JTI: Joint-tissue imputation (JTI) borrows information across tissues to improve the prediction quality by leveraging expression and epigenetic (e.g., chromatin accessibility) similarity across different tissues / cell-types. The hyper-parameter tuning provides the flexibility to reduce to the conventional PrediXcan when the expression and regulatory profile in the target tissue is unique (with little to borrow from the other tissues). In contrast to UTMOST, which treats all tissues equivalently and does not leverage the tissue similarity, JTI seeks to exploit this similarity for improved prediction. The pre-trained JTI models are provided for imputable genes (same definition and consistent evaluation as the conventional PrediXcan).
Reference: Zhou, Dan, et al. "A unified framework for joint-tissue transcriptome-wide association and Mendelian randomization analysis." Nature Genetics (2020). (https://www.nature.com/articles/s41588-020-0706-2)
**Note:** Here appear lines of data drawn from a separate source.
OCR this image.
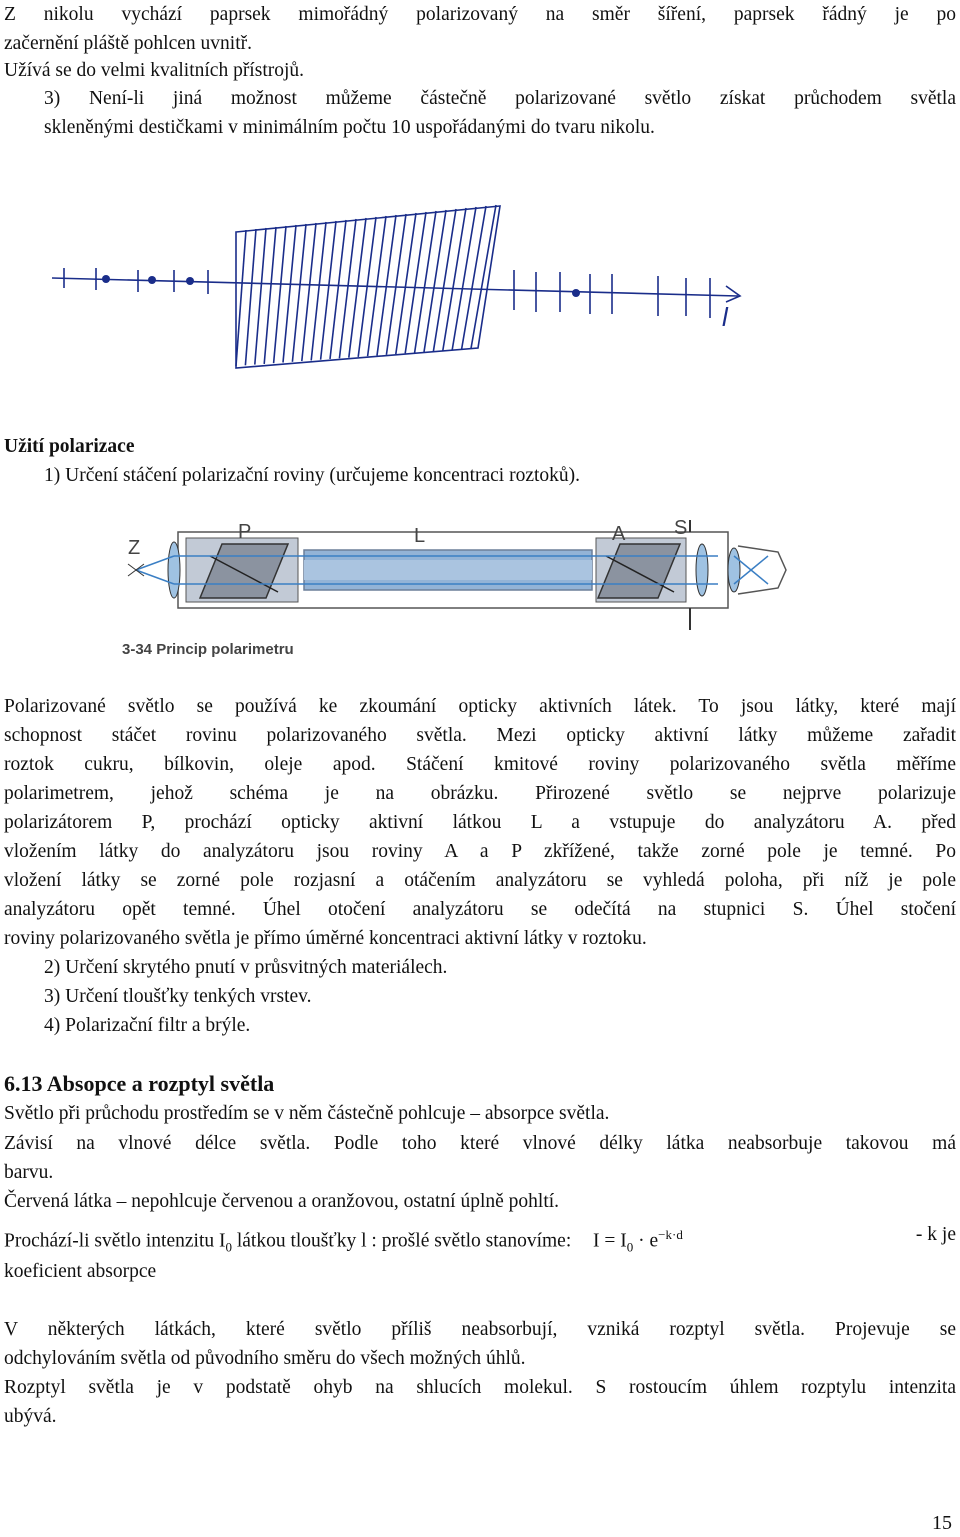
Z nikolu vychází paprsek mimořádný polarizovaný na směr šíření, paprsek řádný je po

začernění pláště pohlcen uvnitř.

Užívá se do velmi kvalitních přístrojů.

3) Není-li jiná možnost můžeme částečně polarizované světlo získat průchodem světla

skleněnými destičkami v minimálním počtu 10 uspořádanými do tvaru nikolu.

l

Užití polarizace

1) Určení stáčení polarizační roviny (určujeme koncentraci roztoků).

Z
P	L	A S
3-34 Princip polarimetru

Polarizované světlo se používá ke zkoumání opticky aktivních látek. To jsou látky, které mají

schopnost stáčet rovinu polarizovaného světla. Mezi opticky aktivní látky můžeme zařadit

roztok cukru, bílkovin, oleje apod. Stáčení kmitové roviny polarizovaného světla měříme

polarimetrem, jehož schéma je na obrázku. Přirozené světlo se nejprve polarizuje

polarizátorem P, prochází opticky aktivní látkou L a vstupuje do analyzátoru A. před

vložením látky do analyzátoru jsou roviny A a P zkřížené, takže zorné pole je temné. Po

vložení látky se zorné pole rozjasní a otáčením analyzátoru se vyhledá poloha, při níž je pole

analyzátoru opět temné. Úhel otočení analyzátoru se odečítá na stupnici S. Úhel stočení

roviny polarizovaného světla je přímo úměrné koncentraci aktivní látky v roztoku.

2) Určení skrytého pnutí v průsvitných materiálech.

3) Určení tloušťky tenkých vrstev.

4) Polarizační filtr a brýle.

6.13 Absopce a rozptyl světla

Světlo při průchodu prostředím se v něm částečně pohlcuje – absorpce světla.

Závisí na vlnové délce světla. Podle toho které vlnové délky látka neabsorbuje takovou má

barvu.

Červená látka – nepohlcuje červenou a oranžovou, ostatní úplně pohltí.

Prochází-li světlo intenzitu $I_0$ látkou tloušťky l : prošlé světlo stanovíme: $I = I_0 \cdot e^{-k\cdot d}$	- k je

koeficient absorpce

V některých látkách, které světlo příliš neabsorbují, vzniká rozptyl světla. Projevuje se

odchylováním světla od původního směru do všech možných úhlů.

Rozptyl světla je v podstatě ohyb na shlucích molekul. S rostoucím úhlem rozptylu intenzita

ubývá.

15
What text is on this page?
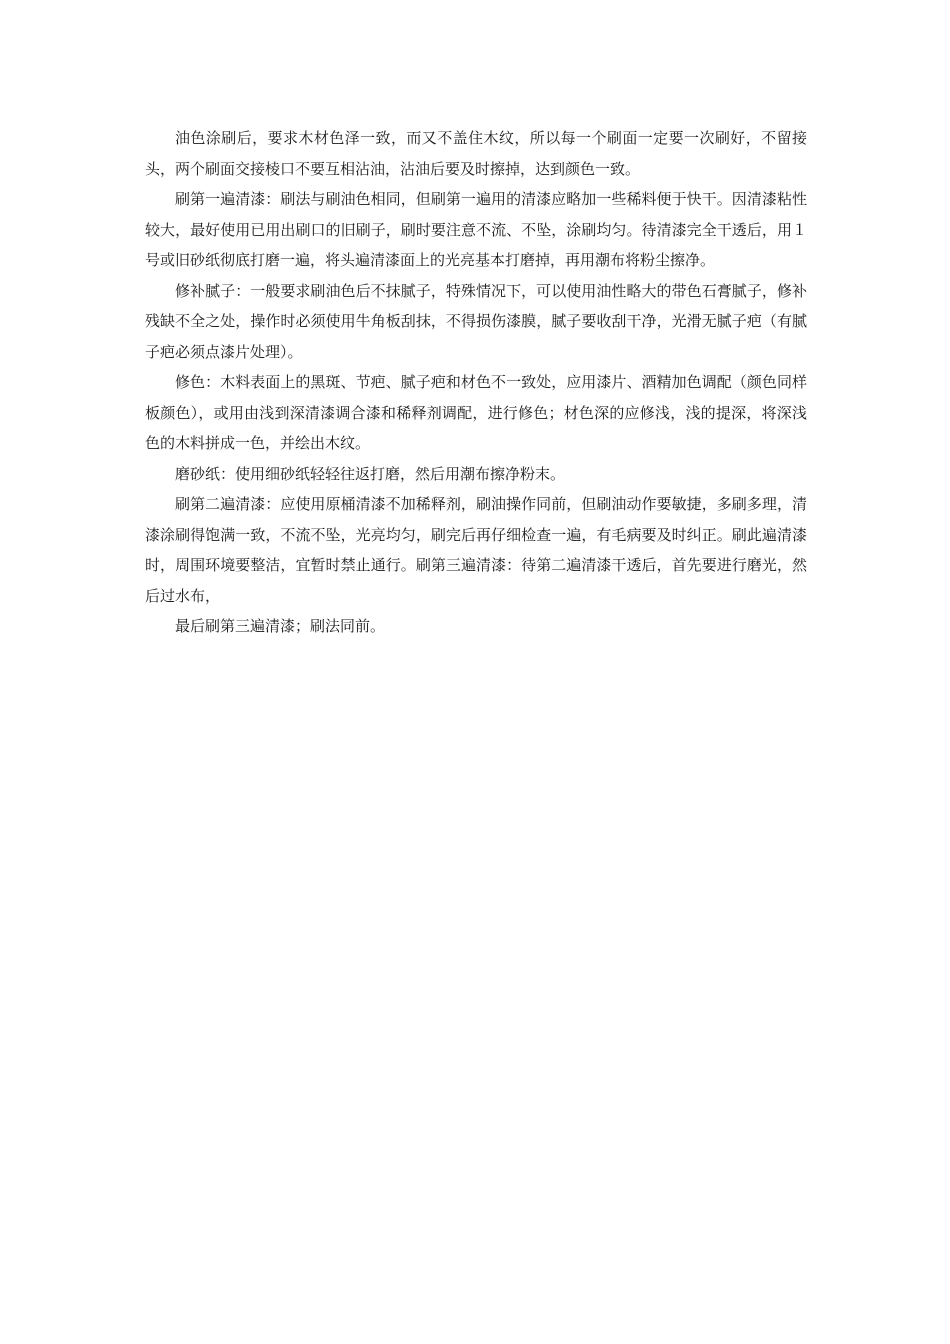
油色涂刷后，要求木材色泽一致，而又不盖住木纹，所以每一个刷面一定要一次刷好，不留接头，两个刷面交接棱口不要互相沾油，沾油后要及时擦掉，达到颜色一致。

刷第一遍清漆：刷法与刷油色相同，但刷第一遍用的清漆应略加一些稀料便于快干。因清漆粘性较大，最好使用已用出刷口的旧刷子，刷时要注意不流、不坠，涂刷均匀。待清漆完全干透后，用１ 号或旧砂纸彻底打磨一遍，将头遍清漆面上的光亮基本打磨掉，再用潮布将粉尘擦净。

修补腻子：一般要求刷油色后不抹腻子，特殊情况下，可以使用油性略大的带色石膏腻子，修补残缺不全之处，操作时必须使用牛角板刮抹，不得损伤漆膜，腻子要收刮干净，光滑无腻子疤（有腻子疤必须点漆片处理）。

修色：木料表面上的黑斑、节疤、腻子疤和材色不一致处，应用漆片、酒精加色调配（颜色同样板颜色），或用由浅到深清漆调合漆和稀释剂调配，进行修色；材色深的应修浅，浅的提深，将深浅色的木料拼成一色，并绘出木纹。

磨砂纸：使用细砂纸轻轻往返打磨，然后用潮布擦净粉末。

刷第二遍清漆：应使用原桶清漆不加稀释剂，刷油操作同前，但刷油动作要敏捷，多刷多理，清漆涂刷得饱满一致，不流不坠，光亮均匀，刷完后再仔细检查一遍，有毛病要及时纠正。刷此遍清漆时，周围环境要整洁，宜暂时禁止通行。刷第三遍清漆：待第二遍清漆干透后，首先要进行磨光，然后过水布，

最后刷第三遍清漆；刷法同前。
Download prediction models

Download links to all 3 classes of models using GTEx v8 as reference can be found in the Zhou et al. paper.
GTEx models are also available for download from Zenodo (https://doi.org/10.5281/zenodo.3842289). The PsychENCODE (https://doi.org/10.5281/zenodo.3859065) and GEUVADIS (https://doi.org/10.5281/zenodo.3859075) models have also been deposited.

GWAS summary statistic based TWAS

Using the pre-trained prediction models described above, summary-stat-based association test can be performed.
Option 1:
An example for the association test can be found here.
https://github.com/gamazonlab/MR-JTI/blob/master/model_training/predixcan/src/run.sh (lines 31-48)
https://github.com/gamazonlab/MR-JTI/blob/master/model_training/predixcan/src/predixcan_r.r
Note. PrediXcan and JTI share the script for the summary-stat-based association test.

Option 2:
S-PrediXcan (https://github.com/hakyimlab/MetaXcan/blob/master/software/SPrediXcan.py) has been developed to perform PrediXcan using summary statistics.
Reference for S-PrediXcan: Barbeira, Alvaro N., et al. "Exploring the phenotypic consequences of tissue specific gene expression variation inferred from GWAS summary statistics." Nature communications 9.1 (2018): 1-20.
(https://www.nature.com/articles/s41467-018-03621-1)

MR-JTI TUTORIAL

Input file format
The input file contains six elements, as listed below. (The headers are required.)

rsid: rsid. SNPs need to be pruned before runing MR-JTI. effect_allele: The effect allele. Harmonization needs to be performed to make sure the effect alleles of eQTL and GWAS are correctly aligned.
ldscore: The LD score of each SNP. GCTA was used to generate LD score. gcta64 --bfile test --ld-score --ld-wind 1000 --ld-rsq-cutoff 0.01 --out test (required)
eqtl_beta: Effect size of eQTL (required)
eqtl_se: SE of eQTL effect size (required)
eqtl_p: eQTL p-value (required)
gwas_beta: GWAS effect size (required)
gwas_p: GWAS p-value (required)

A typical run

script_dir='/replace_with_script_dir'  
example_file_dir='/replace_with_the_example_file_dir'  

Rscript ${script_dir}/MR-JTI.r \
--df_path ${example_file_dir}/mrjti_example.txt \
--n_genes 100 \
--out_path ${example_file_dir}/mrjti_result.csv

Options for JTI model training

--df_path Path to dataframe of GWAS and eQTL summary statistics (required)  
--n_folds Number of cross-validation folds. Default=5.  
--n_snps  Minimum number of SNPs (obs) to run MR-JTI. Default=20.  
--n_bootstrap  Number of resampling times for bootstrap. Default=500. #we used B=100 for our specific dataset, the default (recommended by Efron) is more general.
--n_genes Total number of genes tested (Bonferroni correction will be applied). n_genes=1 denotes user requires only nominal significance level (i.e., p<0.05 will be considered as significant). 
--weighted Weighted by inverse variance. Default=F
--out_path Output path.  (required)  

Results format MR-JTI generates the upper and lower estimates of the gene's effect on GWAS trait as well as the heterogeneity estimates.
variable: Variables including the gene's effect and the heterogeneity effects
beta: Point estimate of the effect size
beta_CI_lower: Bonferroni adjusted confidence interval (CI), lower
beta_CI_upper: Bonferroni adjusted CI, upper
CI_significance: Significant if the CI does not overlap the null hypothesis (i.e. 0).